Divergent thinking can make better software

If your development team wants to build genuinely new features or services that are innovative or “outside the box”, how would you do it?

In broad strokes, often there’s an initial design discussion to map the project requirements to a sensible idea. Then there may be a proof of concept to test any risky parts. Finally the team develops the idea into a solution, and tests it. This overall approach uses convergent thinking to identify a solution.

Would it surprise you to know this approach is firmly inside the proverbial box, and less likely to lead to a genuinely new or innovative solution?

Try divergent thinking instead

Over the years, I’ve seen many teams get better results when they approach a problem by first identifying as many diverse possibilities as they can. Initially, they seek out and welcome all ideas, lots and lots of ideas, including incompatible, unusual, or impossible ones. None of these divergent ideas are critiqued or assessed at this stage. That’s key in divergent thinking.

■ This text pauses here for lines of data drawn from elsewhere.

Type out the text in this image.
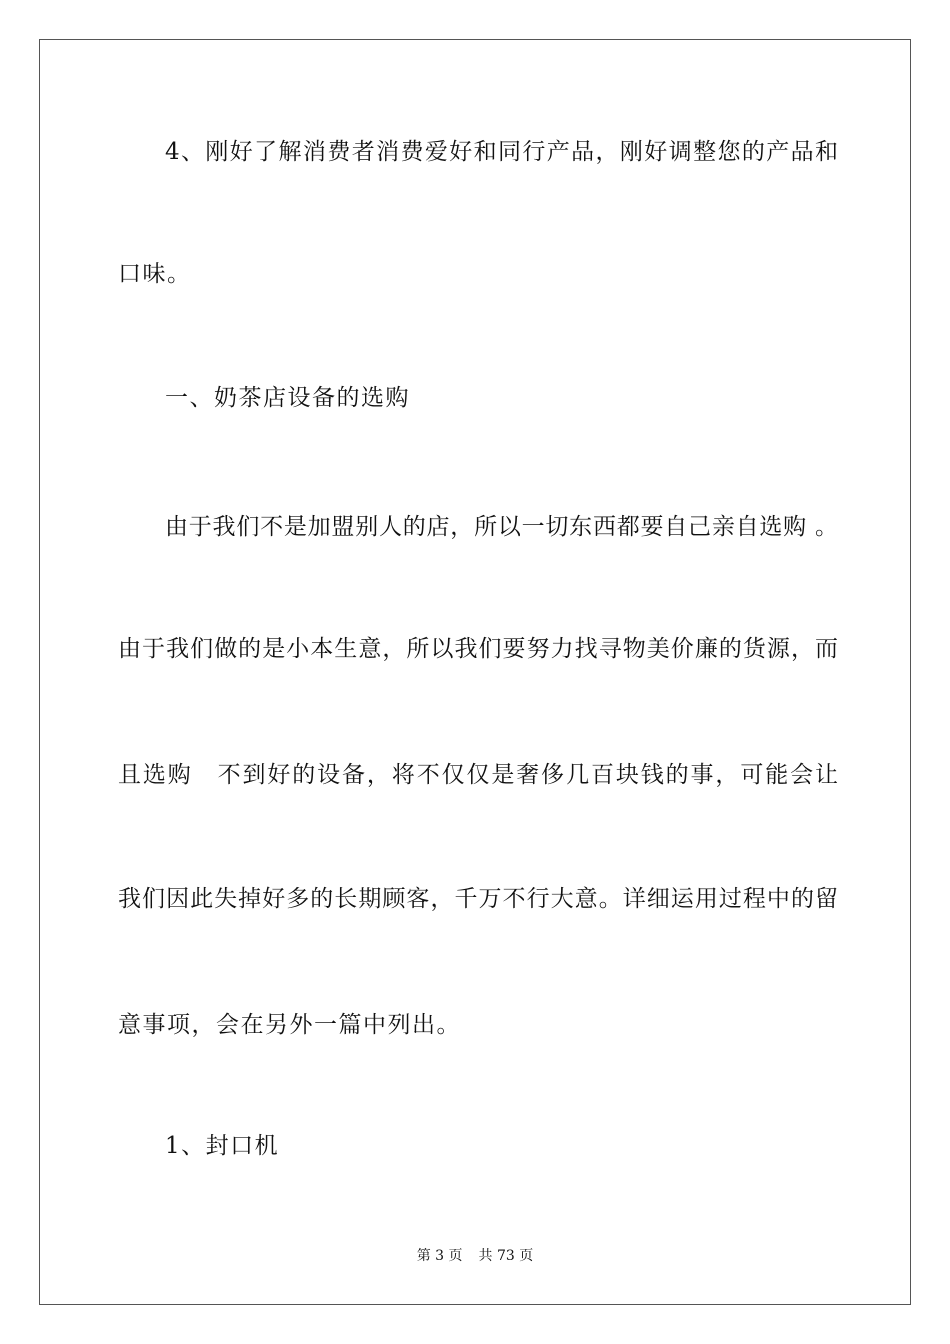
4、刚好了解消费者消费爱好和同行产品，刚好调整您的产品和
口味。
一、奶茶店设备的选购
由于我们不是加盟别人的店，所以一切东西都要自己亲自选购 。
由于我们做的是小本生意，所以我们要努力找寻物美价廉的货源，而
且选购　不到好的设备，将不仅仅是奢侈几百块钱的事，可能会让
我们因此失掉好多的长期顾客，千万不行大意。详细运用过程中的留
意事项，会在另外一篇中列出。
1、封口机
第 3 页 共 73 页
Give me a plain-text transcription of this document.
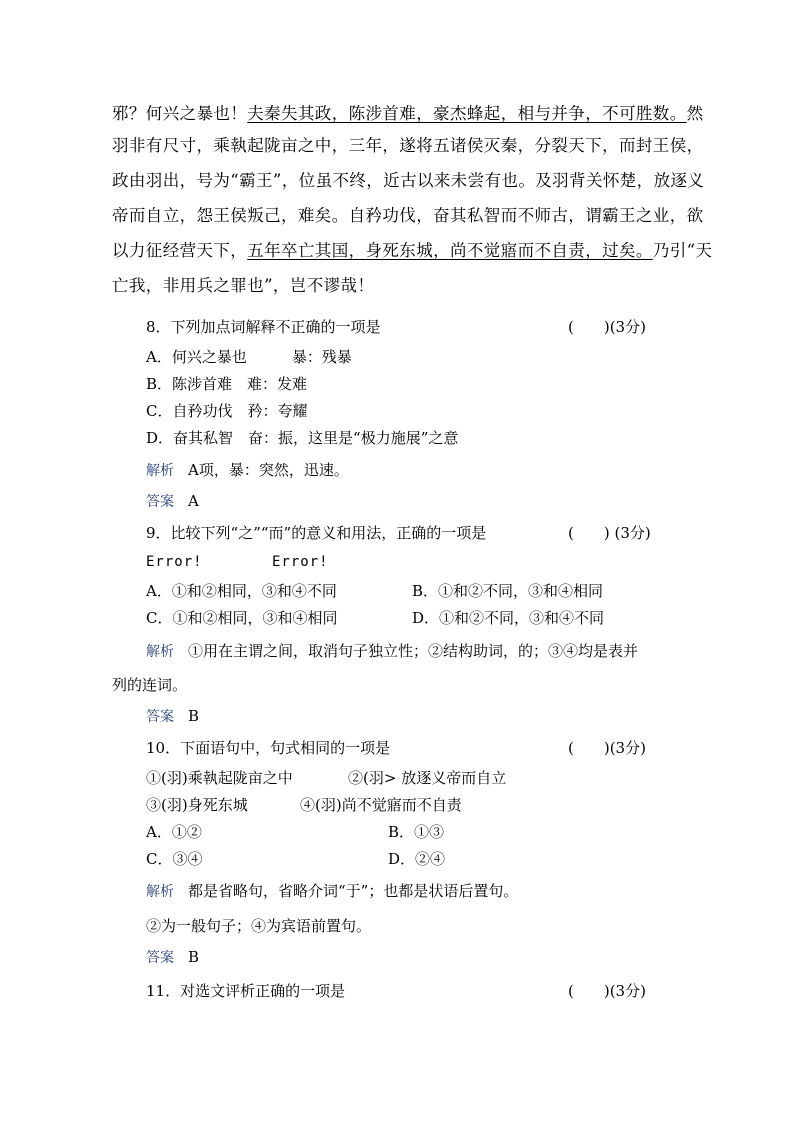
邪？何兴之暴也！夫秦失其政，陈涉首难，豪杰蜂起，相与并争，不可胜数。然
羽非有尺寸，乘執起陇亩之中，三年，遂将五诸侯灭秦，分裂天下，而封王侯，
政由羽出，号为“霸王”，位虽不终，近古以来未尝有也。及羽背关怀楚，放逐义
帝而自立，怨王侯叛己，难矣。自矜功伐，奋其私智而不师古，谓霸王之业，欲
以力征经营天下，五年卒亡其国，身死东城，尚不觉寤而不自责，过矣。乃引“天
亡我，非用兵之罪也”，岂不谬哉！
8．下列加点词解释不正确的一项是	(　　)(3分)
A．何兴之暴也　　　暴：残暴
B．陈涉首难　难：发难
C．自矜功伐　矜：夸耀
D．奋其私智　奋：振，这里是“极力施展”之意
解析 A项，暴：突然，迅速。
答案 A
9．比较下列“之”“而”的意义和用法，正确的一项是	(　　) (3分)
Error!	Error!
A．①和②相同，③和④不同	B．①和②不同，③和④相同
C．①和②相同，③和④相同	D．①和②不同，③和④不同
解析 ①用在主谓之间，取消句子独立性；②结构助词，的；③④均是表并
列的连词。
答案 B
10．下面语句中，句式相同的一项是	(　　)(3分)
①(羽)乘執起陇亩之中	②(羽> 放逐义帝而自立
③(羽)身死东城	④(羽)尚不觉寤而不自责
A．①②	B．①③
C．③④	D．②④
解析 都是省略句，省略介词“于”；也都是状语后置句。
②为一般句子；④为宾语前置句。
答案 B
11．对选文评析正确的一项是	(　　)(3分)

What is divergent thinking?

Divergent thinking isn’t the same thing as creativity—it’s an essential part of creativity. It is the ability to see:

  • lots of possible ways to interpret a question.
  • lots and lots of possible answers to those questions.

Divergent methods ask people to set aside linear or convergent approaches. Instead, people identify many ways to solve the problem. They let impossible ideas inspire ideas that are possible. They try different things, borrow parts of ideas from each other, let go of ownership and let go of the belief that their idea is too good to edit, or too good to combine with those of others. Only after this divergent process—after the problem space is saturated with ideas—is it time to converge, to assess, to use judgement, and to make design decisions.

Borrowing and combining each other’s ideas partway through the divergent stage is a form of design collaboration that all members of your project team contribute to. It prepares the team to embrace the inevitable, necessary changes as feedback from user research, customers and stakeholders, and QA arrives. Because the team has learned that no idea is too good to change.

How do we start ‘divergent thinking’?

Formally trained designers learned at school to use divergent thinking up front. They’re taught to explore multiple ideas and to “saturate the problem space” with ideas.

But your entire development team can benefit from divergent thinking. This approach usually saves your project months of rework. And customers benefit from better, more innovative solutions.

If you want a step-by-step method, then—after you finish reading this post—look at the Five Sketches™ method.

One software development team spent five days redesigning their mine-scheduling software into a touch-enabled user interface. The company wanted to be first to market, so there was no competitor to copy from. The team had to explore options and to innovate—something the team’s linear-thinking software developers had never done. After using the Five Sketches method for one week, the team’s development manager said: “This has saved us months of work! Months!”

That’s what divergent thinking can do for software development teams.